George echó la cabeza hacia atrás y más que a reír se puso a rebuznar, a proferir unas carcajadas estridentes y medio asfixiadas que a Pete le recordaron a los rebuznos de una maldita mula. Por lo general, le hacía reír en contra de su voluntad, pero hoy no. No en este condenado día con aquella condenada chica y su condenada monserga sobre el condenado cáncer.

–Yo no me como la mierda de nadie, George. Haz tu trabajo y punto –Pete no debería haber abierto la boca y se arrepintió nada más hacerlo.

George rebuznó de nuevo antes de decir:

–Yo y Yo hacemos mi trabajo y también la mitad del tuyo.

Bien, eso era cierto. En los días en que Pete se hallaba al borde del desmayo por el calor y el cansancio, George se ocupaba de toda la pila sin quejarse. Extraño cabronazo. Lo mismo que esa mierda del Pete-Pete.
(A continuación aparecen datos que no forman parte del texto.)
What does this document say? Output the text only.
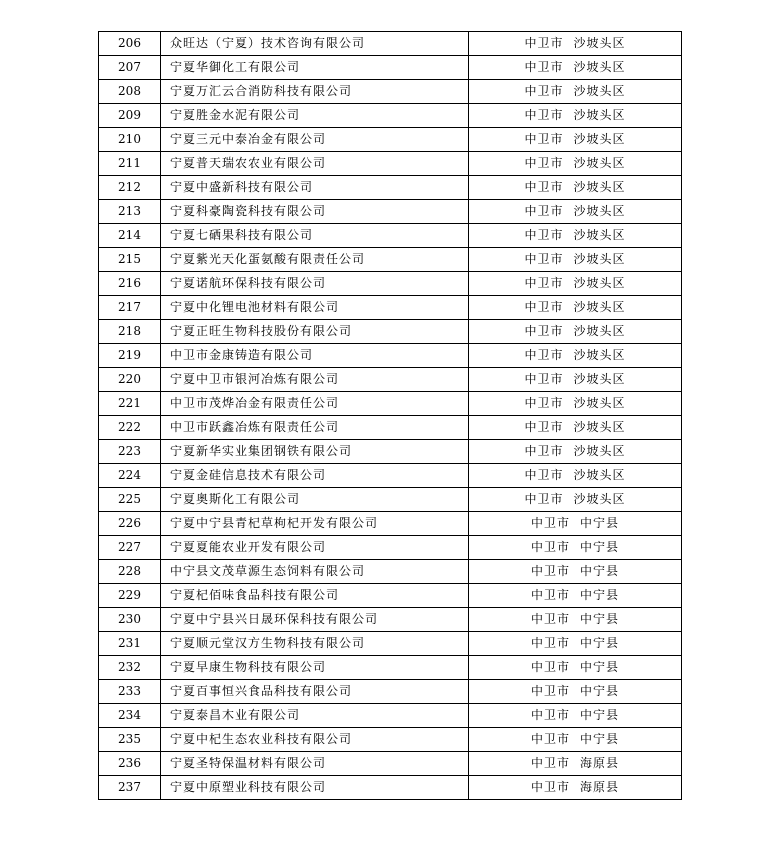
206	众旺达（宁夏）技术咨询有限公司	中卫市 沙坡头区
207	宁夏华御化工有限公司	中卫市 沙坡头区
208	宁夏万汇云合消防科技有限公司	中卫市 沙坡头区
209	宁夏胜金水泥有限公司	中卫市 沙坡头区
210	宁夏三元中泰冶金有限公司	中卫市 沙坡头区
211	宁夏普天瑞农农业有限公司	中卫市 沙坡头区
212	宁夏中盛新科技有限公司	中卫市 沙坡头区
213	宁夏科豪陶瓷科技有限公司	中卫市 沙坡头区
214	宁夏七硒果科技有限公司	中卫市 沙坡头区
215	宁夏紫光天化蛋氨酸有限责任公司	中卫市 沙坡头区
216	宁夏诺航环保科技有限公司	中卫市 沙坡头区
217	宁夏中化锂电池材料有限公司	中卫市 沙坡头区
218	宁夏正旺生物科技股份有限公司	中卫市 沙坡头区
219	中卫市金康铸造有限公司	中卫市 沙坡头区
220	宁夏中卫市银河冶炼有限公司	中卫市 沙坡头区
221	中卫市茂烨冶金有限责任公司	中卫市 沙坡头区
222	中卫市跃鑫冶炼有限责任公司	中卫市 沙坡头区
223	宁夏新华实业集团钢铁有限公司	中卫市 沙坡头区
224	宁夏金硅信息技术有限公司	中卫市 沙坡头区
225	宁夏奥斯化工有限公司	中卫市 沙坡头区
226	宁夏中宁县青杞草枸杞开发有限公司	中卫市 中宁县
227	宁夏夏能农业开发有限公司	中卫市 中宁县
228	中宁县文茂草源生态饲料有限公司	中卫市 中宁县
229	宁夏杞佰味食品科技有限公司	中卫市 中宁县
230	宁夏中宁县兴日晟环保科技有限公司	中卫市 中宁县
231	宁夏顺元堂汉方生物科技有限公司	中卫市 中宁县
232	宁夏早康生物科技有限公司	中卫市 中宁县
233	宁夏百事恒兴食品科技有限公司	中卫市 中宁县
234	宁夏泰昌木业有限公司	中卫市 中宁县
235	宁夏中杞生态农业科技有限公司	中卫市 中宁县
236	宁夏圣特保温材料有限公司	中卫市 海原县
237	宁夏中原塑业科技有限公司	中卫市 海原县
Y la del «Yo y Yo». A veces, al referirse a sí mismo solo utilizaba un «yo», aunque por lo general utilizaba dos. Pero en lo que se refería a Pete siempre había sido Pete-Pete, desde casi el primer momento, y no había nada que Pete pudiese hacer o decir para impedirlo.

George se detuvo de pronto y con sus dedos gruesos y duros como piedras (hábiles como los de cualquier ladrón de cajas fuertes) se desabotonó la camisa y se la quitó sin perder en el proceso el ritmo con las pilas de celofán. Pete se quedó completamente paralizado y se limitó a contemplarle. Eran las cicatrices. Dios, las putas cicatrices. Todas tenían forma de U y eran del mismo tamaño. Grandes como herraduras. Una le ardía en el hombro derecho, ocho más le cruzaban en línea recta la hípermusculada espalda, hasta acabar con la que lucía en el hombro izquierdo.

Pete sabía que eran obra de Linga, la mujer de George. No era algo que hubiese querido saber, pero lo sabía.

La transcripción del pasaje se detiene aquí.